Sunday, January 18, 2009

Circuit City, R.I.P.

Not that folks who read TPMtoday don't already know, but just for the record: Circuit City is closing down. The first thing to do is to offer best wishes to the 30,000 people who will be losing their jobs.

Beyond that, it is time to reflect again on the narrowing of distribution channels. A few years ago, the toy channel consolidated down to only Toys R Us (and Walmart), and now consumer electronics (which lost CompUSA and Tweeter in 2008) consists of Best Buy (and Walmart).

Here's a post from early 2007:
I've often advanced this theory (as have others), which says that we are moving toward a retail landscape in which there will be only two significant outlets in each channel.
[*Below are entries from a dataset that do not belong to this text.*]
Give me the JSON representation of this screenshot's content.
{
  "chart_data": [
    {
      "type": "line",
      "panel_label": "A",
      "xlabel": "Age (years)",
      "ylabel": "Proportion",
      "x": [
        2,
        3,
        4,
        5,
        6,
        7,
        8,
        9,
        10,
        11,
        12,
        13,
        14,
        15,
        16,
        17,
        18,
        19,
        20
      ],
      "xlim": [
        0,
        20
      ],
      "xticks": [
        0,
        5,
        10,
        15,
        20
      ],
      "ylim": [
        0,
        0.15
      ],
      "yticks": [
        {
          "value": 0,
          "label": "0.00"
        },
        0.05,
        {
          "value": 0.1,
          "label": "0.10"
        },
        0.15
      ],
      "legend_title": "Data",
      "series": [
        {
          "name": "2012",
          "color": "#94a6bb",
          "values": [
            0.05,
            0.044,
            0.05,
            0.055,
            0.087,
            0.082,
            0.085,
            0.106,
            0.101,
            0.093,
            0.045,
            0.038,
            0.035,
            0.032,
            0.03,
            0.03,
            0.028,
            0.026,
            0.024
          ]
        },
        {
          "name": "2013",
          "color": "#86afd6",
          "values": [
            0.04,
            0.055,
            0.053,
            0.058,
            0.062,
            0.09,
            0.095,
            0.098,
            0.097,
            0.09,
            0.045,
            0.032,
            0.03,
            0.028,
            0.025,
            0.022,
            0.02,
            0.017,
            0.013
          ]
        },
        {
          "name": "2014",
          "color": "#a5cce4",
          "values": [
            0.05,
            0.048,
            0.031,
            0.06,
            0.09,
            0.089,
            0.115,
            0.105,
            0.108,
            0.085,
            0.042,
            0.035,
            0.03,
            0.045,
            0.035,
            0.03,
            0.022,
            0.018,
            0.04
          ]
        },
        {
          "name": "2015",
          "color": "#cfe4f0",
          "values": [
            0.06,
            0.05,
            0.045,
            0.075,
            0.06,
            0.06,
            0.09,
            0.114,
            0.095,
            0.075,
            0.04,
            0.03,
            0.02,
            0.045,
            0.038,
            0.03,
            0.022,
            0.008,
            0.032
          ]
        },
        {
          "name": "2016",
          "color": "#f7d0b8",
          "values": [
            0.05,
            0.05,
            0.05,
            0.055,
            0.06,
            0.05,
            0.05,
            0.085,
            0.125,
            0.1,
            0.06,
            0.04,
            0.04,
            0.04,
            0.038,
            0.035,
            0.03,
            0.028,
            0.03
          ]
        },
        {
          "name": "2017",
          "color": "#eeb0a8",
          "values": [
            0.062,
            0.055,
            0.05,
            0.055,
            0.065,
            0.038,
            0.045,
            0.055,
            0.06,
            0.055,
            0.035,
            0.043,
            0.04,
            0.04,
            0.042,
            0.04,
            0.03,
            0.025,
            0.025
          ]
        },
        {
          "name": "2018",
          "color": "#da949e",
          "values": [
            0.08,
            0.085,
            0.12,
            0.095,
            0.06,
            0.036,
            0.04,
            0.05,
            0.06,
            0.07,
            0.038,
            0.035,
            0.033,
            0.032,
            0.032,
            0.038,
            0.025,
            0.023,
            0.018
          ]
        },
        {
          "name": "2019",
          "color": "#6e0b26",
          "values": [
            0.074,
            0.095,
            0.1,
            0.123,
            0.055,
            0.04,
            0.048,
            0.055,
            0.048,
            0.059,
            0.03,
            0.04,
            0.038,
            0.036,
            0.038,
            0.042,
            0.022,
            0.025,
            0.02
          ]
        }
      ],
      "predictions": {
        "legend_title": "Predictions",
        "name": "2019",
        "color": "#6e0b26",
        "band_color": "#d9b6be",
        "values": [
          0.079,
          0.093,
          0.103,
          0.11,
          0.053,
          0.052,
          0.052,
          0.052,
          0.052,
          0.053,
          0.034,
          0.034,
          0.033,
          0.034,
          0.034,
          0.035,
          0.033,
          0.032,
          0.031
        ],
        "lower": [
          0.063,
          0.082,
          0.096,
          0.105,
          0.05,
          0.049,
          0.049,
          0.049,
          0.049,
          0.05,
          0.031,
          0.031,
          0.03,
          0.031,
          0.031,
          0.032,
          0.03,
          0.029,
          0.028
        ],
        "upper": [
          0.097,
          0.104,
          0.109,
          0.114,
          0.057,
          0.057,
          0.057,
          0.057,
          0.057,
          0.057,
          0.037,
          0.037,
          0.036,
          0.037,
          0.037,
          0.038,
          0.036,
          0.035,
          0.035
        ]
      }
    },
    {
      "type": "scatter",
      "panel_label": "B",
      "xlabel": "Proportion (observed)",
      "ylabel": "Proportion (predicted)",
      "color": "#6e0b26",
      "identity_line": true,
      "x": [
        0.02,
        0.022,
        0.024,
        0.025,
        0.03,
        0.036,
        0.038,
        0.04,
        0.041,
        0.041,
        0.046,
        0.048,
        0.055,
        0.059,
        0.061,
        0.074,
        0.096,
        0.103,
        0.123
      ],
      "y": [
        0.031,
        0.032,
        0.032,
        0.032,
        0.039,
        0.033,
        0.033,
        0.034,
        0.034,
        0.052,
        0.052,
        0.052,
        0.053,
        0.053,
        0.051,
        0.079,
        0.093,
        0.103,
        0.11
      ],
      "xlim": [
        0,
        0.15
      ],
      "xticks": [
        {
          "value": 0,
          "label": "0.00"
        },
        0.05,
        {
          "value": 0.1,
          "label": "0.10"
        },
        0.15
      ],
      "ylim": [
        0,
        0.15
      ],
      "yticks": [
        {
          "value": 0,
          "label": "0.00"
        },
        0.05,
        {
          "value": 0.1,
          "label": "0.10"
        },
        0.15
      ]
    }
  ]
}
I've used as examples:
  • Best Buy/Circuit City
  • Home Depot/Lowe's
  • Barnes & Noble/Borders
  • Target/Wal-Mart
  • Kroger/Super-Valu
  • etc.

There are a corollary and a variant to this theory. The Manufacturers’ Corollary holds that there will be only two suppliers in each product category. The logic behind this is that suppliers will have to be large enough to deal with the retail giants, and is supported by the tendency of the retailers to want to improve efficiency by winnowing their supplier base. Supporters of this corollary point to P&G’s acquisition of Gillette. They argue that P&G was already bigger than its competitors, so the acquisition was not intended primarily to strengthen their hand vis-à-vis Unilever, but rather its purpose was to allow them to sit at the table with Wal-Mart as equals.

Which brings up the Wal-Mart Variant to the Two-Per-Channel Theory. It holds that the final two in each channel will be:
  • Best Buy/Wal-Mart
  • Home Depot/Wal-Mart
  • Barnes & Noble/Wal-Mart
  • Target/Wal-Mart
  • Kroger/Wal-Mart
  • etc.
It's certainly beginning to look like the betting should be on the Walmart Variant.